Traditionally, clinical research data, collected by physicians, nurses and research study coordinators, were recorded on paper forms and sent to the research sponsor for data entry and analysis. But this method had its flaws- data were copied multiple times, producing errors, and errors were not caught until weeks later, leading to delayed visibility into the medical status of patients by sponsors.

To fix these issues, RDE systems were created, allowing medical staff to enter data directly at the medical setting. This led to real-time data checks, preventing errors, and providing sponsors with nightly data transmissions, improving their ability to monitor the progress and status of the research study and its patients. However, RDE systems had their own shortcomings, such as the need for expensive hardware and support at every investigational site, leading to dissatisfaction among medical practitioners.

With the rise of the internet in the mid-1990s, web-based software was adopted, leading to the evolution of EDC. This new class of software could be accessed using existing computers at investigational sites, eliminating the need for expensive hardware and support, and providing a more user-friendly experience for medical staff.

The EDC landscape has undergone a metamorphosis since its inception as RDE in the late 1990s. Today, the market is a melting pot of new and established software providers, each offering specialized solutions catering to specific customer demographics and study phases. The cutting-edge features of EDC now include cloud data storage, role-based permissions, and case report form designers. The new era of EDC also includes clinical trials analytics, interactive dashboards, and seamless integration with electronic medical records.

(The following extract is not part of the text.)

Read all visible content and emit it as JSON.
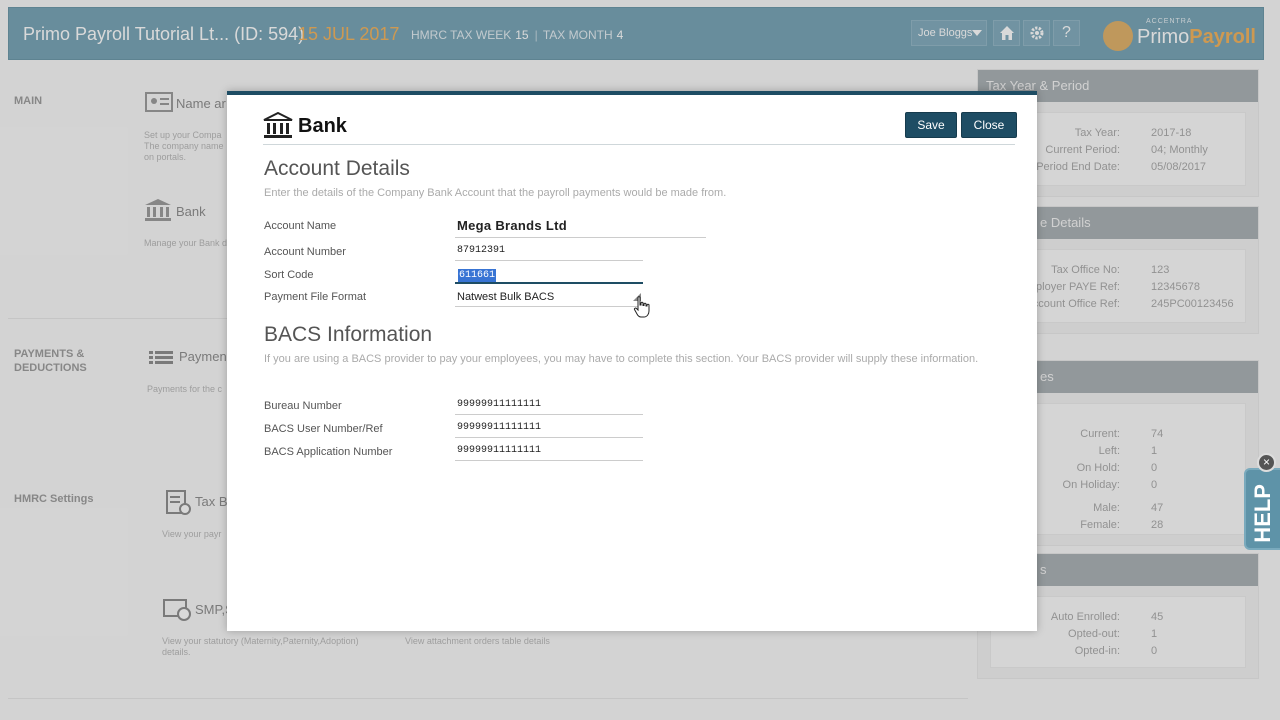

The world of EDC has undergone a transformation since the advent of RDE in the late 90s. Today, the market is teeming with a diverse range of new and established software providers, each offering specialized solutions tailored to specific customer profiles or study phases. Modern EDC now boasts cutting-edge features such as cloud data storage, role-based permissions, and case report form designers, as well as analytics tools, interactive dashboards, and electronic medical record integration.

In 2013, the FDA introduced its eSource guidance, which advocates for the electronic capture of clinical trial data from the get-go and moving it to the cloud, instead of EDC’s traditional method of collecting data on paper and transcribing it into the system. Adoption of eSource was slow at first, but initiatives like the TransCelerate eSource Initiative in 2016 aimed to improve understanding and use of electronic data sources in the industry. A 2017 study by the Tufts Center for the Study of Drug Development revealed that 84% of surveyed clinical information companies planned to incorporate eSource data within the next three years, and 87% of research sites stated that eSource would be helpful or very helpful if integrated with today’s EDC. This shift away from EDC may be possible in the future.